The run featured a little bit of everything. Alani Moore, Josh Pierre-Louis, and Dre Perry all knocked down three pointers. Perry and fellow forward J.P. Moorman II each hit a mid-range jumper. Quinton Rose hammered home a dunk.
The biggest contribution, however, came from Arashma Parks’ jolt of energy off the bench.
“[Parks] stepped in and played a huge role in that second half for us, getting the offensive rebounds, throwing his body around, being active,” sophomore forward Jake Forrester said. “We needed that to get on a roll in the second half.”
The offensive rebounds, three to be exact, and the subsequent six second chance points he scored off those boards helped turn the tides in the Owls’ favor. The redshirt freshman finished +15 in over eleven minutes off the bench, most coming during the second half run.
On a night where Jake Forrester saw his first start, Parks may have solidified his role as his back-up for the time being. Junior forward Justyn Hamilton, who started the team’s first ten games, saw no minutes in the win.
The situation still remains fluid on who will earn those minutes down low.
“It could change on a weekly basis,” McKie said. “Whoever is giving the energy and the effort is going to get the minutes. It’s that simple.”
As for other first-year players solidifying their place in the rotation, look no further than Josh Pierre-Louis, who finally seems healthy after a nagging wrist injury over most of December. The freshman guard had a great game, posting 12 points on 5-of-8 shooting and finished +22 in his 21+ minutes of action.
Once again, the bench did its part, providing 27 points on 10-of-18 shooting. This marks the third straight game that Temple has seen more than 25 points provided by its second unit.
“I just see those [bench] guys coming in and playing their role. They’re going to defend, they’re going to get after you, they’re tough,” said Rider head coach Kevin Baggett. “They’re buying into everything that coach is asking them.”

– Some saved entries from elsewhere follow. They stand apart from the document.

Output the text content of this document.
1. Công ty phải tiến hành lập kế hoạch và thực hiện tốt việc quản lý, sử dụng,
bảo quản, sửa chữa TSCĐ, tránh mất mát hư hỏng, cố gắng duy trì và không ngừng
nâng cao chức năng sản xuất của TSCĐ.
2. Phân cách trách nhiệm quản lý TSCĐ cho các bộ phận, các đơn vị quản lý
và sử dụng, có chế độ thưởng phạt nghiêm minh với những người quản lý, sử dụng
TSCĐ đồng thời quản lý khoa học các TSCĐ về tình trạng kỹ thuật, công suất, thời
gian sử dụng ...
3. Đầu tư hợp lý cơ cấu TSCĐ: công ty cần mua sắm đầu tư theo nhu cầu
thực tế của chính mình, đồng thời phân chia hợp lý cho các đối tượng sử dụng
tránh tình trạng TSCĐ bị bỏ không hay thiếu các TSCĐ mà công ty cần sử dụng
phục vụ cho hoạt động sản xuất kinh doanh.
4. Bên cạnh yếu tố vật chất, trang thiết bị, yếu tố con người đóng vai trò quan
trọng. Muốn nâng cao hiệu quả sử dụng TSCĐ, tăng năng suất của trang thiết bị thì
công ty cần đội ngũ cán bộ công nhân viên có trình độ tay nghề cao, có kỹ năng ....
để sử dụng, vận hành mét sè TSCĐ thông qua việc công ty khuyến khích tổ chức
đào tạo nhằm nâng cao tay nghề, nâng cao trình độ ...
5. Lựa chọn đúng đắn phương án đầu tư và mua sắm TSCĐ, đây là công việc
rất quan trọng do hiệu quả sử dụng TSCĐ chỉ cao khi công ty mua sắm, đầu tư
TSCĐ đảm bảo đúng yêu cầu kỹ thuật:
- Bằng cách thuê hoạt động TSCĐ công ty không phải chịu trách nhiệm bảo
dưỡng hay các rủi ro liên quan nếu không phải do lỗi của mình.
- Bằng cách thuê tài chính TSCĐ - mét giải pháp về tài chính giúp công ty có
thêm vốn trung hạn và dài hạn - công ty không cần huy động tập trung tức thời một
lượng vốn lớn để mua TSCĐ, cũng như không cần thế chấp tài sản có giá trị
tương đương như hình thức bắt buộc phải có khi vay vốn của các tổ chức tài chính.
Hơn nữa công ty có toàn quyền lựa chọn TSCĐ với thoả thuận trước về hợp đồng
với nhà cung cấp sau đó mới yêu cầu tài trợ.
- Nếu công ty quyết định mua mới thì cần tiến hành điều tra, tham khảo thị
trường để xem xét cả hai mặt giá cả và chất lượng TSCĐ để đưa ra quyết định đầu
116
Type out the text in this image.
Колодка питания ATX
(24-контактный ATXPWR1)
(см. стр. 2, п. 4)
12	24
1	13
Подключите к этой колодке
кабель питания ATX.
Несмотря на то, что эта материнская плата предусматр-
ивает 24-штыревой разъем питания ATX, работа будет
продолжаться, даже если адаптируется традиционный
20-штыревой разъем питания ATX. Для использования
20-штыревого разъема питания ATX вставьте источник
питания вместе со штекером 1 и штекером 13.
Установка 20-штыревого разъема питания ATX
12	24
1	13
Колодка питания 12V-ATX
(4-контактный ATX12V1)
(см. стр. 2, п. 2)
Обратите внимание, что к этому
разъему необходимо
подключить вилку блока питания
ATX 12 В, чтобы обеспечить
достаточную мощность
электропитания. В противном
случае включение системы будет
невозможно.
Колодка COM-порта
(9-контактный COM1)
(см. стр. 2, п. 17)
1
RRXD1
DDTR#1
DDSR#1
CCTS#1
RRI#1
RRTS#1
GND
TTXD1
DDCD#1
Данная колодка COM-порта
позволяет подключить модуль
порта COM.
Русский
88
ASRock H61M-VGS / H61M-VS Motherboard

Tough might be an understatement for some.
Dre Perry got elbowed in the mouth early on in the game on Saturday and had his tooth go through his lip, according to McKie in the postgame presser. That didn’t stop the junior forward from posting eight points in the second half.
His shooting contributions were a part of an underlying theme for the Owls as of late, an improvement in their three point shooting. Temple shot the ball at a 29.4% clip (58-of-197) from beyond the arc in their first eight games of the season. In the last three games, they’ve shot 45.1% (32-of-71) from three.
In that stretch, Alani Moore (60%, 12-of-20) and Perry (63.6%, 7-of-11) have been video game level incredible from deep.
“We spend a lot of time shooting threes and I told them ‘Look we’ll make shots as time goes on. If you’re open, be confident, shoot,’” said McKie. “I have all the confidence in the world. I’ll never tell them not to take those shots.”
The win pushed Temple to 8-3 going into conference play, which starts on New Year’s Eve against UCF in Orlando, Florida. For now, the Owls will have a little bit of a break to enjoy the holiday.
That doesn’t mean a break entirely. Both coaches and players understand that in order to keep a good thing going, they’ve got to stick with it.
“I told them…enjoy your families when you go home, but don’t think about yourself, think about your team,” McKie said his parting message to the team was. “Don’t go lay on the couch and watch TV all day, take a day or two, go get on a treadmill at your high school, go get some shots up. Keep your conditioning up because it’s so hard to get to peak conditioning for the season, but it’s so easy to lose it.”
“I wouldn’t say I’ll take a couple days [off], I might rest my body, watch some film, go to a nutritionist, something to keep me ready to go,” Alani Moore said.
One has to imagine the break will feel a little bit better coming off of a win, no matter how they got there.